Karya ini diterbitkan atas izin NovelToon Ziafan01, isi konten hanyalah pandangan pribadi pembuatnya, tidak mewakili NovelToon sendiri
SURAT CERAI
Namun kedatangan Laura mengubah segalanya. Laura menatap Arya dengan senyum dingin, memiringkan kepala seolah membaca isi pikirannya. “Ayolah, Arya. Kita harus lanjutkan hidup, jangan biarkan perasaan itu menghalangi. Tanda tangani saja,” ucapnya lembut tapi penuh manipulasi.
Arya menghela napas panjang, menekan perasaannya sendiri, dan akhirnya menandatangani surat cerai itu.

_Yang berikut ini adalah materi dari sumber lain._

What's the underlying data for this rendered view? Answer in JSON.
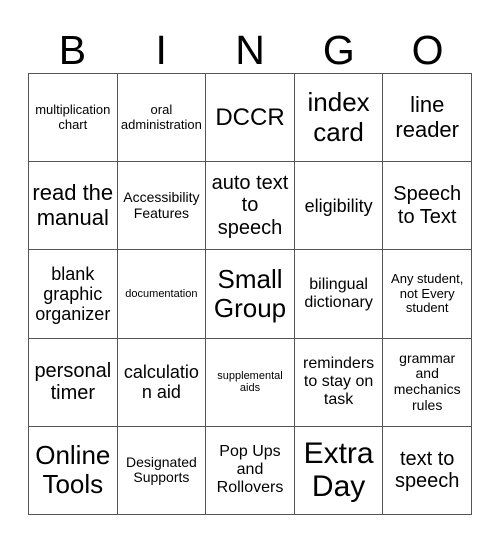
{
  "card": {
    "header_letters": [
      "B",
      "I",
      "N",
      "G",
      "O"
    ],
    "colors": {
      "background": "#ffffff",
      "text": "#000000",
      "grid_line": "#555555"
    },
    "grid": {
      "columns": 5,
      "rows": 5,
      "cells": [
        {
          "text": "multiplication chart",
          "size": "fs-13"
        },
        {
          "text": "oral administration",
          "size": "fs-13"
        },
        {
          "text": "DCCR",
          "size": "fs-24"
        },
        {
          "text": "index card",
          "size": "fs-26"
        },
        {
          "text": "line reader",
          "size": "fs-22"
        },
        {
          "text": "read the manual",
          "size": "fs-22"
        },
        {
          "text": "Accessibility Features",
          "size": "fs-14"
        },
        {
          "text": "auto text to speech",
          "size": "fs-20"
        },
        {
          "text": "eligibility",
          "size": "fs-18"
        },
        {
          "text": "Speech to Text",
          "size": "fs-20"
        },
        {
          "text": "blank graphic organizer",
          "size": "fs-18"
        },
        {
          "text": "documentation",
          "size": "fs-11"
        },
        {
          "text": "Small Group",
          "size": "fs-26"
        },
        {
          "text": "bilingual dictionary",
          "size": "fs-16"
        },
        {
          "text": "Any student, not Every student",
          "size": "fs-13"
        },
        {
          "text": "personal timer",
          "size": "fs-20"
        },
        {
          "text": "calculation aid",
          "size": "fs-18"
        },
        {
          "text": "supplemental aids",
          "size": "fs-11"
        },
        {
          "text": "reminders to stay on task",
          "size": "fs-16"
        },
        {
          "text": "grammar and mechanics rules",
          "size": "fs-14"
        },
        {
          "text": "Online Tools",
          "size": "fs-26"
        },
        {
          "text": "Designated Supports",
          "size": "fs-14"
        },
        {
          "text": "Pop Ups and Rollovers",
          "size": "fs-16"
        },
        {
          "text": "Extra Day",
          "size": "fs-30"
        },
        {
          "text": "text to speech",
          "size": "fs-20"
        }
      ]
    }
  }
}
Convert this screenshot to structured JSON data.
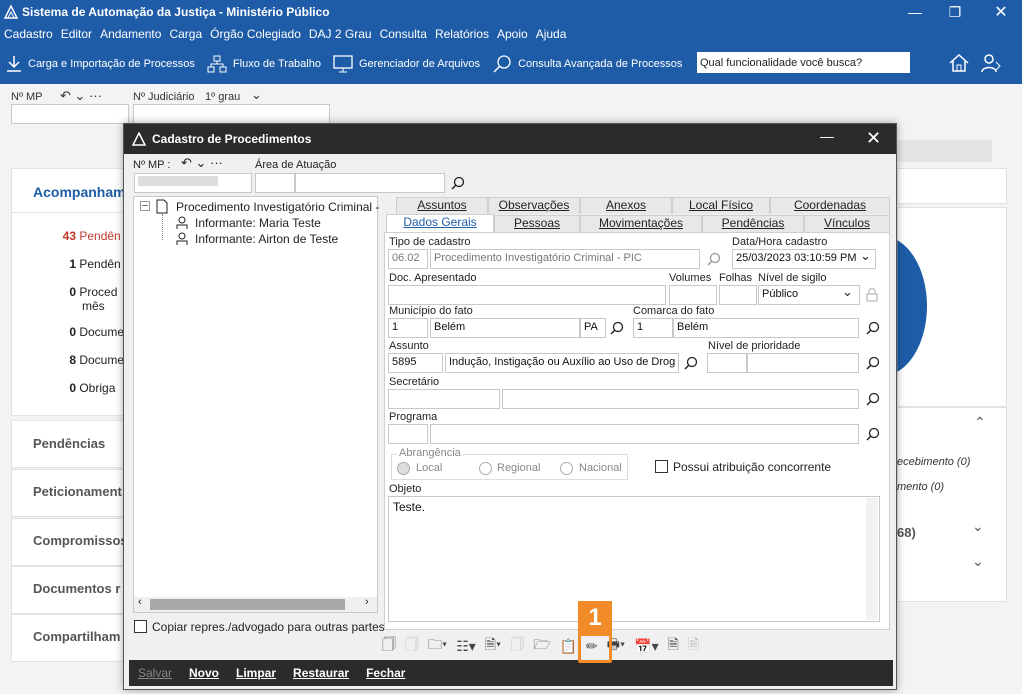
{
  "app_title": "Sistema de Automação da Justiça - Ministério Público",
  "menu": [
    "Cadastro",
    "Editor",
    "Andamento",
    "Carga",
    "Órgão Colegiado",
    "DAJ 2 Grau",
    "Consulta",
    "Relatórios",
    "Apoio",
    "Ajuda"
  ],
  "toolbar": {
    "carga": "Carga e Importação de Processos",
    "fluxo": "Fluxo de Trabalho",
    "gerenciador": "Gerenciador de Arquivos",
    "consulta": "Consulta Avançada de Processos",
    "search_value": "Qual funcionalidade você busca?"
  },
  "bg": {
    "nmp_label": "Nº MP",
    "njud_label": "Nº Judiciário",
    "grau": "1º grau",
    "acomp_title": "Acompanhame",
    "stats": [
      {
        "n": "43",
        "t": "Pendên",
        "red": true
      },
      {
        "n": "1",
        "t": "Pendên"
      },
      {
        "n": "0",
        "t": "Proced",
        "t2": "mês"
      },
      {
        "n": "0",
        "t": "Docume"
      },
      {
        "n": "8",
        "t": "Docume"
      },
      {
        "n": "0",
        "t": "Obriga"
      }
    ],
    "sections": [
      "Pendências",
      "Peticionament",
      "Compromissos",
      "Documentos r",
      "Compartilham"
    ],
    "right_items": [
      "ecebimento (0)",
      "mento (0)",
      "68)"
    ]
  },
  "dialog": {
    "title": "Cadastro de Procedimentos",
    "nmp_label": "Nº MP :",
    "area_label": "Área de Atuação",
    "tree": {
      "root": "Procedimento Investigatório Criminal -",
      "children": [
        "Informante: Maria Teste",
        "Informante: Airton de Teste"
      ]
    },
    "copy_label": "Copiar repres./advogado para outras partes",
    "tabs_top": [
      "Assuntos",
      "Observações",
      "Anexos",
      "Local Físico",
      "Coordenadas"
    ],
    "tabs_bottom": [
      "Dados Gerais",
      "Pessoas",
      "Movimentações",
      "Pendências",
      "Vínculos"
    ],
    "labels": {
      "tipo": "Tipo de cadastro",
      "datahora": "Data/Hora cadastro",
      "doc": "Doc. Apresentado",
      "volumes": "Volumes",
      "folhas": "Folhas",
      "sigilo": "Nível de sigilo",
      "municipio": "Município do fato",
      "comarca": "Comarca do fato",
      "assunto": "Assunto",
      "prioridade": "Nível de prioridade",
      "secretario": "Secretário",
      "programa": "Programa",
      "abrangencia": "Abrangência",
      "objeto": "Objeto"
    },
    "values": {
      "tipo_code": "06.02",
      "tipo_desc": "Procedimento Investigatório Criminal - PIC",
      "datahora": "25/03/2023 03:10:59 PM",
      "sigilo": "Público",
      "mun_code": "1",
      "mun_name": "Belém",
      "mun_uf": "PA",
      "com_code": "1",
      "com_name": "Belém",
      "assunto_code": "5895",
      "assunto_desc": "Indução, Instigação ou Auxílio ao Uso de Drog",
      "objeto": "Teste."
    },
    "abrang_options": [
      "Local",
      "Regional",
      "Nacional"
    ],
    "concorrente": "Possui atribuição concorrente",
    "actions": [
      "Salvar",
      "Novo",
      "Limpar",
      "Restaurar",
      "Fechar"
    ],
    "badge": "1"
  }
}
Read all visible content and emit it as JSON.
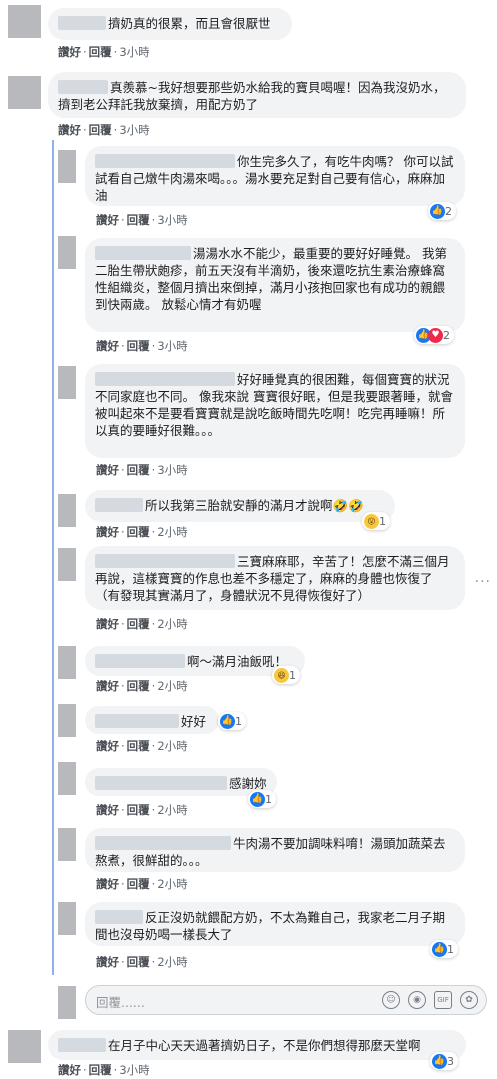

Dengan cepat, ia melanjutkan pembicaraan tentang “pernikahan” mereka lebih formal daripada emosional seolah menegaskan bahwa segalanya sekarang adalah urusan dokumen dan status, bukan hati.
Sementara itu, Shima, tanpa mengetahui drama itu, tetap fokus pada pekerjaannya. Ia memeriksa pasien, mengawasi operasi, dan melakukan setiap langkah medis dengan presisi. Namun tatapannya terkadang kosong sejenak, menyimpan rencana yang mulai terbentuk, rencana yang akan mengubah semua dinamika yang selama ini menjeratnya.
Hari itu, di rumah sakit, terlihat jelas: Shima telah berubah. Versi baru dirinya muncul lebih kuat, lebih cerdas, dan lebih waspada. Dan di balik profesionalisme yang sempurna itu, sebuah rahasia mulai bergerak diam-diam, siap untuk membuka lembaran baru dalam hidupnya.
***
Sejak pagi, Shima bergerak dengan ritme profesionalnya yang teratur. Ia memeriksa pasien, mengecek hasil laboratorium, dan memimpin operasi dengan ketenangan yang menjadi ciri khasnya. Wajahnya tegar, langkahnya mantap seolah kehilangan dan pengkhianatan yang dialaminya kemarin hanyalah bayangan yang tidak berdaya menahan dirinya.
Di sisi lain, Arya dan Laura mengamati setiap gerak Shima dari jauh. Arya merasa panas dingin di dadanya; hatinya campur aduk antara iri, marah, dan sakit. Sedangkan Laura, yang biasanya percaya diri, mulai menunjukkan kerutan di dahinya. Ada sesuatu yang mengganggu rencananya.
“Lihat itu, Arya,” bisik Laura sambil menatap Shima yang tengah mengarahkan perawat dengan tegas. “Dia… dia seperti tidak kehilanganmu sama sekali. Sepertinya dia memang tidak suka sama kamu.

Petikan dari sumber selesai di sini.